ADI then contacted Tampa, Florida’s Big Cat Rescue (BCR) about giving Hoover his forever home - they instantly agreed but were waylaid by a year long administrative mountain.
Finally, in April 2016 BCR received the green light from United States Fish and Wildlife Service (USFWS) for Hoover to fly to Miami, Florida, just in time for Hoover to arrive at his new one-acre enclosure on his twelfth birthday.
CEO of Big Cat Rescue, Carole Baskin said: “He lived the first ten years of his life in a tiny circus wagon and then one year at ADI's temporary holding pen.
“So we don't believe he had ever seen a pond or lake or been in any body of water. His huge one-acre enclosure at Big Cat Rescue has access to our lake.
“The first day he arrived, Hoover didn't quite know what to make of the lake. He put his paw in the water and shook it and slowly got into the lake.

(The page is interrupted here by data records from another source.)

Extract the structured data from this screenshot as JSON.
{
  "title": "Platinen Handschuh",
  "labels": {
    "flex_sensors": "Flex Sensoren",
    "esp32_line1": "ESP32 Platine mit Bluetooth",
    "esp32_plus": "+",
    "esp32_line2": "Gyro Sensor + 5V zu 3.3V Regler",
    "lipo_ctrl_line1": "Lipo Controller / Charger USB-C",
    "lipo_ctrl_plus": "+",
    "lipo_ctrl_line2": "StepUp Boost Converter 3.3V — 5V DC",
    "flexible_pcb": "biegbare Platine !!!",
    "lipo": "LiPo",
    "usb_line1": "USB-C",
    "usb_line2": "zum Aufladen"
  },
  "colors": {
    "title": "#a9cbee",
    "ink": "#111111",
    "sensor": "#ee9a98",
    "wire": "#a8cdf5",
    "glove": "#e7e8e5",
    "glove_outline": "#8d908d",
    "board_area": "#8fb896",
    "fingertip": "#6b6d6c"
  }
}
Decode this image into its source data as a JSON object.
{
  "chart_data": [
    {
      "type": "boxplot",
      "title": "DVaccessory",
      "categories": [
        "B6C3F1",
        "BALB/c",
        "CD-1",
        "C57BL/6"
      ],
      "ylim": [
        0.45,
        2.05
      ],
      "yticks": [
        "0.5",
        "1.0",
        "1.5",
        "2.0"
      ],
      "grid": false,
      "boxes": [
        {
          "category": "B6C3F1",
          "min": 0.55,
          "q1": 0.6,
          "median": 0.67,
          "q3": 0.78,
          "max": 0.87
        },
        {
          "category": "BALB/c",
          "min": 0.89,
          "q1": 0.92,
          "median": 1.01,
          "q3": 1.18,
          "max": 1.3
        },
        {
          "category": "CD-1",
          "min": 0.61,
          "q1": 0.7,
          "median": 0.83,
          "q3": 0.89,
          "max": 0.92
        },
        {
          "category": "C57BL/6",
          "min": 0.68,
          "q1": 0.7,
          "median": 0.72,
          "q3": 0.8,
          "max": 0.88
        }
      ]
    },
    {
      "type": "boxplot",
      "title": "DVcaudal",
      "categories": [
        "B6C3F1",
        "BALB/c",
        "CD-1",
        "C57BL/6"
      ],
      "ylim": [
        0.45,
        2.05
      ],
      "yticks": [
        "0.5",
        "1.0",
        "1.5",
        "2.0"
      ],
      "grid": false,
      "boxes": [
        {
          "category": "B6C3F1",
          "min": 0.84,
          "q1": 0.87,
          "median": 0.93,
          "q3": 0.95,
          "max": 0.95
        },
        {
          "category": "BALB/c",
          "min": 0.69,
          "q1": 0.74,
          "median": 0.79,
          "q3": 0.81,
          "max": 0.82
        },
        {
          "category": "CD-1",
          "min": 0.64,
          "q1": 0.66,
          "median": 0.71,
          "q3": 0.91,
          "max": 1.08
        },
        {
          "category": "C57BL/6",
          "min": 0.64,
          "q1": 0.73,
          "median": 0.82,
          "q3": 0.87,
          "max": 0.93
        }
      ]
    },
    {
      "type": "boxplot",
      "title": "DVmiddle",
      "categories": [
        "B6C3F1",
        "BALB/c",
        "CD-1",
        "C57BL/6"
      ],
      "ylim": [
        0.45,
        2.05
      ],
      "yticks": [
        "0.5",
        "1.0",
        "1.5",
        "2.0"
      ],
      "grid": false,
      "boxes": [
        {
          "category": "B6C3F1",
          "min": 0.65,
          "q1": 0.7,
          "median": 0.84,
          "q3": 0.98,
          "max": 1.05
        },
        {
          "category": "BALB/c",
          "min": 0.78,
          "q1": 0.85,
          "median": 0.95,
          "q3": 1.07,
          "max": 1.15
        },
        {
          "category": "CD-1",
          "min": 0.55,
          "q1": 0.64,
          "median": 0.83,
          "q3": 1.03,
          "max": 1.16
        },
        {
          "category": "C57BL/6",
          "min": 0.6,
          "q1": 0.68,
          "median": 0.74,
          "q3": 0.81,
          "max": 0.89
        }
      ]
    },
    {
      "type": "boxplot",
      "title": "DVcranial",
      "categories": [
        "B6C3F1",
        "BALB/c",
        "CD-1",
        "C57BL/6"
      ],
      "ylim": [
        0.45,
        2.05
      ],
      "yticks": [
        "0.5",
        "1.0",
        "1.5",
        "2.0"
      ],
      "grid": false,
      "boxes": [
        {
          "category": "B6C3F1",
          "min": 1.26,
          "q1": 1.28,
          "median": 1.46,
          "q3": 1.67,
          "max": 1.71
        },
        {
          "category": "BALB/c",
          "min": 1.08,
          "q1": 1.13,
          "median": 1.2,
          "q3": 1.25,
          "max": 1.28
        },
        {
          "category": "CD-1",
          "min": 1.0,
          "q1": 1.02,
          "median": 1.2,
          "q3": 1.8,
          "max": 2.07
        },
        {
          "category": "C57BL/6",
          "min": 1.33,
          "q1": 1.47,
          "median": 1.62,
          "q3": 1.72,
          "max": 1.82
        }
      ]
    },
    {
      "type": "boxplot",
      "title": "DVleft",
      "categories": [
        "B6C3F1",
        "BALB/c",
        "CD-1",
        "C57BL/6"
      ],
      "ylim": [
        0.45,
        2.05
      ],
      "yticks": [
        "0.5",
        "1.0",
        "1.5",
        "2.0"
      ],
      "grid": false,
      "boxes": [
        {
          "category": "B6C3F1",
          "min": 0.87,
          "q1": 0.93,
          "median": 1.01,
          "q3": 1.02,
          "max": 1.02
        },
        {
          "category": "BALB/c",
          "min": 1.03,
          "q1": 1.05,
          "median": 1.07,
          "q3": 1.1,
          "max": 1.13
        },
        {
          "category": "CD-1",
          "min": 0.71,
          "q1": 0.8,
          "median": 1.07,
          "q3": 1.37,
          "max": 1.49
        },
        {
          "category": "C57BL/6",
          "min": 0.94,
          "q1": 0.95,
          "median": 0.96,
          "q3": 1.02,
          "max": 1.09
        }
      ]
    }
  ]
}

“Now he loves his lake. He swims just about every day - and even at night in the rain. He is a happy, laid back tiger and chuffs happily to his keepers.”
Chuffing is a non-threatening noise big cats use to greet each other - sometimes during courting or by a mother comforting her cubs - and tigers and snow leopards commonly exchange chuffs with their keepers when excited or simply saying hello.
When Hoover was rescued he had to undergo months of intensive veterinary care, rehabilitation and exercise, which allowed him to gain 50 pounds while living at ADI’s holding facility.
After spending years touring with the circus, Hoover was emaciated when ADI found him but the tiger is now happy and healthy and spends his time patrolling his vast new home and checking out his tiger neighbour TJ.
Big Cat Rescue hope that the success of Hoover’s rescue will inspire others to wake up to the immorality of animal circuses.
Carole said: “We hope that Hoover's story will further educate the public as to why big cats do not belong in circuses.
“Living in a cramped cage and being forced to perform against their will is no life for these magnificent animals.
“We hope people are inspired by Hoover. We know he has millions of fans who faithfully follow his story at Big Cat Rescue.”